Wager told the Indian policeman about Haydn Drilling Service.

“And he identified Holtzer?”

Nodding, Wager glanced at the notes he had been scratching on a pad headed “Squaw Mountain Tribal Police” and bearing a feather-decorated Indian shield and crossed lances colored red and yellow.

Ray caught the glance. “Red and yellow, those are the Ute war-paint colors. Somebody before me designed that. I’d rather have blue. Means peace. Could use some peace around here.”

“Del Ponte worked for Haydn on that job.”

The tribal policeman stared at Wager for a long moment. Then he ticked off the names of the victims on his fingers. “Buck Holtzer. Walter Lawrence, now Rubin. All three tied to the Flying W project. But where does Larry Kershaw come in?”

Wager started to say he didn’t know when the telephone rang. Ray answered, then held it across the desk. “For you.”

It was Don Henderson returning Wager’s call. “You wanted to know what Holtzer was doing when he was killed? I know what he wasn’t doing—he wasn’t sent out there by USGS. His job for them was erosion measurement over on the BLM land west of the reservation. They wanted to get some winter base readings in the canyons to measure spring runoff. They didn’t have any surveys up north, near Needle Rock, where he was killed.”

“Isn’t that BLM land, too?”

“Yeah, a lot of it is. He might’ve been found on government land, but he wasn’t on government time.”

Haydn had said nothing about drilling outside Flying W boundaries. “Any idea why he’d be there on his own?”

“No, but I’m on my way up to Grand Junction. Maybe I can drop by and talk to his widow, see if she has any idea. Maybe she’ll let me look through the papers from his office.”

“You need a subpoena? I can get you one.”

“I don’t think so, Gabe. I’ll tell her it might have a bearing on who killed him.
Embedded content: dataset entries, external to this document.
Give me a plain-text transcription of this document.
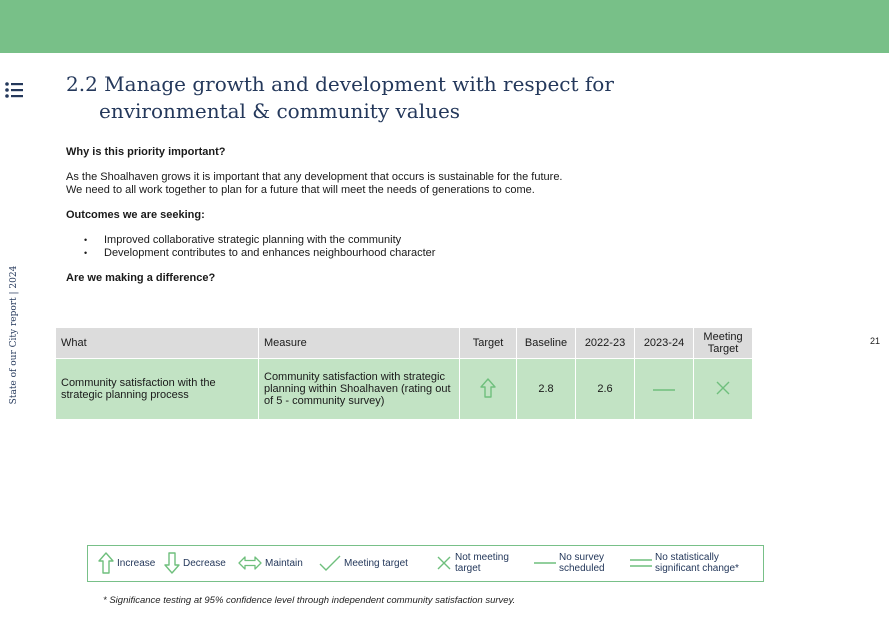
State of our City report | 2024	21
2.2 Manage growth and development with respect for
environmental & community values
Why is this priority important?
As the Shoalhaven grows it is important that any development that occurs is sustainable for the future.
We need to all work together to plan for a future that will meet the needs of generations to come.
Outcomes we are seeking:
• Improved collaborative strategic planning with the community
• Development contributes to and enhances neighbourhood character
Are we making a difference?
What	Measure	Target	Baseline	2022-23	2023-24	Meeting
Target
Community satisfaction with the strategic planning process	Community satisfaction with strategic planning within Shoalhaven (rating out of 5 - community survey)		2.8	2.6		
Increase	Decrease	Maintain	Meeting target	Not meeting
target
No survey
scheduled
No statistically
significant change*
* Significance testing at 95% confidence level through independent community satisfaction survey.
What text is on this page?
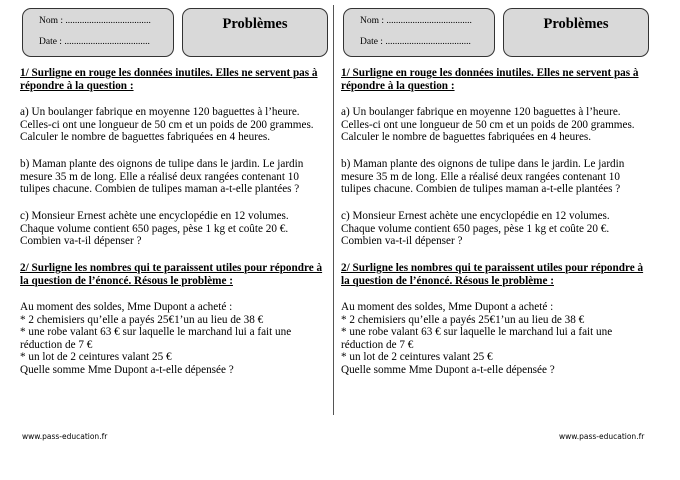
Nom : ....................................
Date : ....................................
Problèmes

1/ Surligne en rouge les données inutiles. Elles ne servent pas à

répondre à la question :

a) Un boulanger fabrique en moyenne 120 baguettes à l’heure.

Celles-ci ont une longueur de 50 cm et un poids de 200 grammes.

Calculer le nombre de baguettes fabriquées en 4 heures.

b) Maman plante des oignons de tulipe dans le jardin. Le jardin

mesure 35 m de long. Elle a réalisé deux rangées contenant 10

tulipes chacune. Combien de tulipes maman a-t-elle plantées ?

c) Monsieur Ernest achète une encyclopédie en 12 volumes.

Chaque volume contient 650 pages, pèse 1 kg et coûte 20 €.

Combien va-t-il dépenser ?

2/ Surligne les nombres qui te paraissent utiles pour répondre à

la question de l’énoncé. Résous le problème :

Au moment des soldes, Mme Dupont a acheté :

* 2 chemisiers qu’elle a payés 25€1’un au lieu de 38 €

* une robe valant 63 € sur laquelle le marchand lui a fait une

réduction de 7 €

* un lot de 2 ceintures valant 25 €

Quelle somme Mme Dupont a-t-elle dépensée ?

Nom : ....................................
Date : ....................................
Problèmes

1/ Surligne en rouge les données inutiles. Elles ne servent pas à

répondre à la question :

a) Un boulanger fabrique en moyenne 120 baguettes à l’heure.

Celles-ci ont une longueur de 50 cm et un poids de 200 grammes.

Calculer le nombre de baguettes fabriquées en 4 heures.

b) Maman plante des oignons de tulipe dans le jardin. Le jardin

mesure 35 m de long. Elle a réalisé deux rangées contenant 10

tulipes chacune. Combien de tulipes maman a-t-elle plantées ?

c) Monsieur Ernest achète une encyclopédie en 12 volumes.

Chaque volume contient 650 pages, pèse 1 kg et coûte 20 €.

Combien va-t-il dépenser ?

2/ Surligne les nombres qui te paraissent utiles pour répondre à

la question de l’énoncé. Résous le problème :

Au moment des soldes, Mme Dupont a acheté :

* 2 chemisiers qu’elle a payés 25€1’un au lieu de 38 €

* une robe valant 63 € sur laquelle le marchand lui a fait une

réduction de 7 €

* un lot de 2 ceintures valant 25 €

Quelle somme Mme Dupont a-t-elle dépensée ?

www.pass-education.fr	www.pass-education.fr
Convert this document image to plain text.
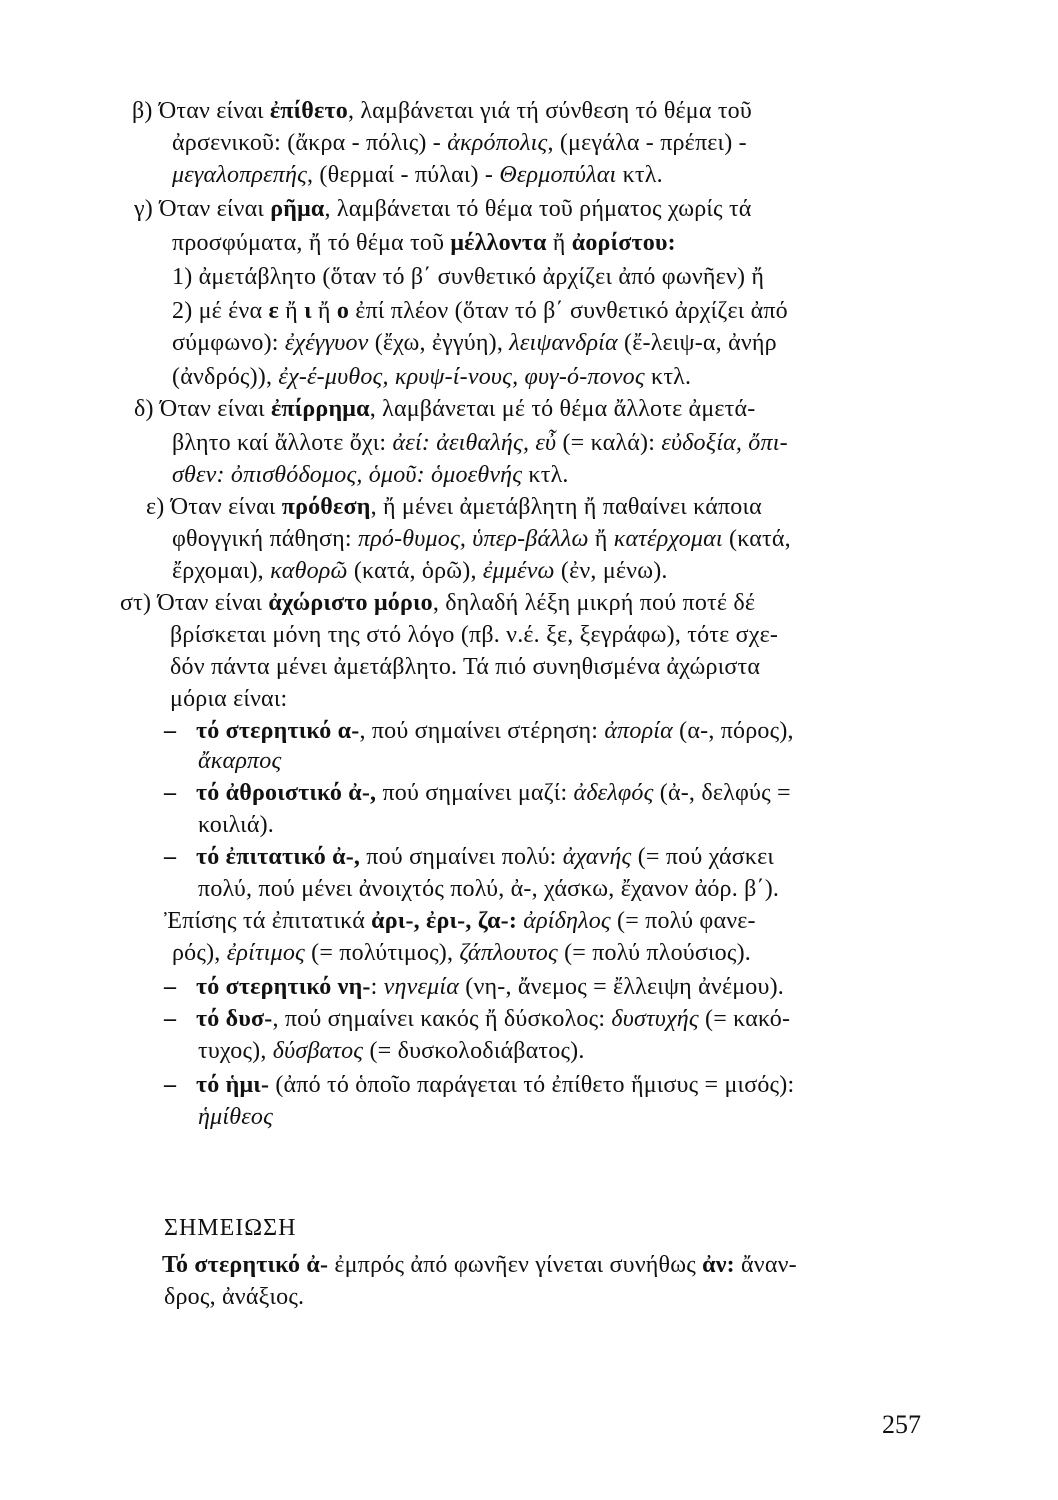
β) Όταν είναι ἐπίθετο, λαμβάνεται γιά τή σύνθεση τό θέμα τοῦ
ἀρσενικοῦ: (ἄκρα - πόλις) - ἀκρόπολις, (μεγάλα - πρέπει) -
μεγαλοπρεπής, (θερμαί - πύλαι) - Θερμοπύλαι κτλ.
γ) Όταν είναι ρῆμα, λαμβάνεται τό θέμα τοῦ ρήματος χωρίς τά
προσφύματα, ἤ τό θέμα τοῦ μέλλοντα ἤ ἀορίστου:
1) ἀμετάβλητο (ὅταν τό β΄ συνθετικό ἀρχίζει ἀπό φωνῆεν) ἤ
2) μέ ένα ε ἤ ι ἤ ο ἐπί πλέον (ὅταν τό β΄ συνθετικό ἀρχίζει ἀπό
σύμφωνο): ἐχέγγυον (ἔχω, ἐγγύη), λειψανδρία (ἔ-λειψ-α, ἀνήρ
(ἀνδρός)), ἐχ-έ-μυθος, κρυψ-ί-νους, φυγ-ό-πονος κτλ.
δ) Όταν είναι ἐπίρρημα, λαμβάνεται μέ τό θέμα ἄλλοτε ἀμετά-
βλητο καί ἄλλοτε ὄχι: ἀεί: ἀειθαλής, εὖ (= καλά): εὐδοξία, ὄπι-
σθεν: ὀπισθόδομος, ὁμοῦ: ὁμοεθνής κτλ.
ε) Όταν είναι πρόθεση, ἤ μένει ἀμετάβλητη ἤ παθαίνει κάποια
φθογγική πάθηση: πρό-θυμος, ὑπερ-βάλλω ἤ κατέρχομαι (κατά,
ἔρχομαι), καθορῶ (κατά, ὁρῶ), ἐμμένω (ἐν, μένω).
στ) Όταν είναι ἀχώριστο μόριο, δηλαδή λέξη μικρή πού ποτέ δέ
βρίσκεται μόνη της στό λόγο (πβ. ν.έ. ξε, ξεγράφω), τότε σχε-
δόν πάντα μένει ἀμετάβλητο. Τά πιό συνηθισμένα ἀχώριστα
μόρια είναι:
– τό στερητικό α-, πού σημαίνει στέρηση: ἀπορία (α-, πόρος),
ἄκαρπος
– τό ἀθροιστικό ἀ-, πού σημαίνει μαζί: ἀδελφός (ἀ-, δελφύς =
κοιλιά).
– τό ἐπιτατικό ἀ-, πού σημαίνει πολύ: ἀχανής (= πού χάσκει
πολύ, πού μένει ἀνοιχτός πολύ, ἀ-, χάσκω, ἔχανον ἀόρ. β΄).
Ἐπίσης τά ἐπιτατικά ἀρι-, ἐρι-, ζα-: ἀρίδηλος (= πολύ φανε-
ρός), ἐρίτιμος (= πολύτιμος), ζάπλουτος (= πολύ πλούσιος).
– τό στερητικό νη-: νηνεμία (νη-, ἄνεμος = ἔλλειψη ἀνέμου).
– τό δυσ-, πού σημαίνει κακός ἤ δύσκολος: δυστυχής (= κακό-
τυχος), δύσβατος (= δυσκολοδιάβατος).
– τό ἡμι- (ἀπό τό ὁποῖο παράγεται τό ἐπίθετο ἥμισυς = μισός):
ἡμίθεος
ΣΗΜΕΙΩΣΗ
Τό στερητικό ἀ- ἐμπρός ἀπό φωνῆεν γίνεται συνήθως ἀν: ἄναν-
δρος, ἀνάξιος.
257
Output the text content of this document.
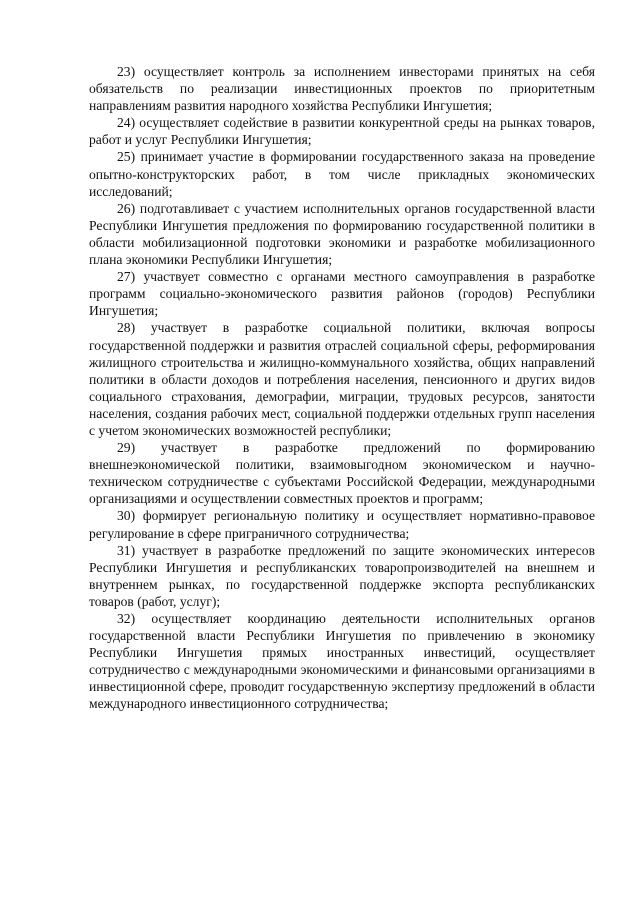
23) осуществляет контроль за исполнением инвесторами принятых на себя обязательств по реализации инвестиционных проектов по приоритетным направлениям развития народного хозяйства Республики Ингушетия;

24) осуществляет содействие в развитии конкурентной среды на рынках товаров, работ и услуг Республики Ингушетия;

25) принимает участие в формировании государственного заказа на проведение опытно-конструкторских работ, в том числе прикладных экономических исследований;

26) подготавливает с участием исполнительных органов государственной власти Республики Ингушетия предложения по формированию государственной политики в области мобилизационной подготовки экономики и разработке мобилизационного плана экономики Республики Ингушетия;

27) участвует совместно с органами местного самоуправления в разработке программ социально-экономического развития районов (городов) Республики Ингушетия;

28) участвует в разработке социальной политики, включая вопросы государственной поддержки и развития отраслей социальной сферы, реформирования жилищного строительства и жилищно-коммунального хозяйства, общих направлений политики в области доходов и потребления населения, пенсионного и других видов социального страхования, демографии, миграции, трудовых ресурсов, занятости населения, создания рабочих мест, социальной поддержки отдельных групп населения с учетом экономических возможностей республики;

29) участвует в разработке предложений по формированию внешнеэкономической политики, взаимовыгодном экономическом и научно-техническом сотрудничестве с субъектами Российской Федерации, международными организациями и осуществлении совместных проектов и программ;

30) формирует региональную политику и осуществляет нормативно-правовое регулирование в сфере приграничного сотрудничества;

31) участвует в разработке предложений по защите экономических интересов Республики Ингушетия и республиканских товаропроизводителей на внешнем и внутреннем рынках, по государственной поддержке экспорта республиканских товаров (работ, услуг);

32) осуществляет координацию деятельности исполнительных органов государственной власти Республики Ингушетия по привлечению в экономику Республики Ингушетия прямых иностранных инвестиций, осуществляет сотрудничество с международными экономическими и финансовыми организациями в инвестиционной сфере, проводит государственную экспертизу предложений в области международного инвестиционного сотрудничества;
I’m sure she’ll let me.”

After the BLM agent hung up, Wager shared his message with Ray. “Can you show me where Needle Rock is on your map?”

Ray turned to the acetate-covered wall map and began tracing his finger down a corridor of contour lines that Wager figured was Narraguinnep Wash. “The white name for it’s ‘Needle Rock.’ We call it something else.”

“What?”

“What did it look like to you?”

Wager thought back, remembering the round, weathered spire aiming its blunt tip at the sky. “Oh.”

“Here it is.” He held his finger on a small, packed circle of contour lines.

Tiny black print spelled “Needle Rock,” and south of it were a dozen or so points off Goat Mesa, each given a name: Saffron Point, Thompson Point, Kanab Point, Knife Point … . “This is the BLM boundary, here?” Wager pointed to a black line whose long dashes were separated by dots of ink.

“Yep. Needle Rock’s just inside BLM land. This would be the Flying W Property on this side of the wash, and the reservation starts here.”

“Walter Lawrence’s land. Now Ramey Many Coats’s.”

“Now Ramey Many Coats’s.”

“Holtzer was found, what, a quarter mile inside the line?”

“A little less. It was here, on this side of the Needle.”

“Was the body moved?”

“Nobody seemed to think so. He was found at his truck—its motor had a bullet in it, too. If you’re asking whether he could have walked across the line, been shot on the reservation, and made it back to his truck before he died, yeah, he could’ve. I was asked to look for bloodstains, but I didn’t find any. It was a gut wound that bled mostly internally, and he had on a down vest and parka that absorbed what leaked out.”

Wager nodded, still studying the map.

Ray rubbed a thumb along his pocked jaw. “It seems to me we’re getting close to a ‘why,’ Gabe.”

It felt that way to him, too, but they still didn’t have a “who.”

“I’d like to talk to Henry Many Coats and Louis Cloud—they’re in the same National Guard unit as Nichols.”

Ray took his cap from a point of the deer antlers that served as a coat and hat rack. “Let’s do that.”

Wager expected another long ride, but it was a short walk instead. Both men were in the comfortable air-conditioned lounge of the tribal building and neither was anxious to talk to Wager about Nichols or the C-4.